Gros coup de coeur
Lecture commune avec
Valérie, Théoma , Aifelle
Aymeline, Miss Orchidée et Hélène (petite précision : je poste
ce billet ce soir, avec quelques heures d'avance parce que je ne serais pas là, demain, de la journée)
Mot de l'éditeur :
"C’est en 1956, à Cambridge, que Sylvia Plath fait la connaissance du jeune Ted Hughes, poète prometteur, homme d’une force et d’une séduction puissantes. Très vite,
les deux écrivains entament une vie conjugale où vont se mêler création, passion, voyages, enfantements. Mais l’ardente Sylvia semble peu à peu reprise par sa part nocturne, alors que le
“braconnier ” Ted dévore la vie et apprivoise le monde sauvage qu’il affectionne et porte en lui. Bientôt ses amours avec la poétesse Assia Wevill vont sonner le glas d’un des couples les plus
séduisants de la littérature et, aux yeux de bien des commentateurs, l’histoire s’achève avec le suicide de l’infortunée Sylvia.
Attentive à la rémanence des faits et des comportements, Claude Pujade-Renaud porte sur ce triangle amoureux un tout autre regard. Réinventant les voix multiples des
témoins – parents et amis, médecins, proches ou simples voisins –, elle nous invite à traverser les apparences, à découvrir les déchirements si mimétiques des deux jeunes femmes, à déchiffrer la
fascination réciproque et morbide qu’elles entretiennent, partageant à Londres ou à Court Green la tumultueuse existence du poète.

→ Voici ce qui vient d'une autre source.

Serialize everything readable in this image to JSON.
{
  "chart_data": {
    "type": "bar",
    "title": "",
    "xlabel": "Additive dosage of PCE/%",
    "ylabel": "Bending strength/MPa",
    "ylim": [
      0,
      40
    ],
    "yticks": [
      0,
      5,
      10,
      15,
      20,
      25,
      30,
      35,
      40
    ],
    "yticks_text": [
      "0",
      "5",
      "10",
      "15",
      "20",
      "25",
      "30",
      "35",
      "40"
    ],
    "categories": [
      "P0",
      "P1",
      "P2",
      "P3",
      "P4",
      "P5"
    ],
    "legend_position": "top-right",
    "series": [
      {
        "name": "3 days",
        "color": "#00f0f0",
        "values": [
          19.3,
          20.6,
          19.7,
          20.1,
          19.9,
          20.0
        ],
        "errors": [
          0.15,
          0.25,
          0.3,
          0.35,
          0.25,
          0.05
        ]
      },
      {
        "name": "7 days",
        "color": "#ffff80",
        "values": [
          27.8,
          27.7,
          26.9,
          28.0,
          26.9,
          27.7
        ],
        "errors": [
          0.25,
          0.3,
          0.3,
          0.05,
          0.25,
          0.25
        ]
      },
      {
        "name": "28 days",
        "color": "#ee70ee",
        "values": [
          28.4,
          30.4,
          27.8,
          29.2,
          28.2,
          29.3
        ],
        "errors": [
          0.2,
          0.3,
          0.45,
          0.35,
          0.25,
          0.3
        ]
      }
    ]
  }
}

L’ombre portée des oeuvres, mais aussi les séquelles de leur propre histoire familiale – deuils, exils, Holocauste, dont elles portent les stigmates –, donnent aux
destins en miroir des “femmes du braconnier” un relief aux strates nombreuses, dont Claude Pujade-Renaud excelle à lire et révéler la géologie intime. "
« Écrire : lécher, panser ses plaies, interminablement, sans jamais cicatriser ? »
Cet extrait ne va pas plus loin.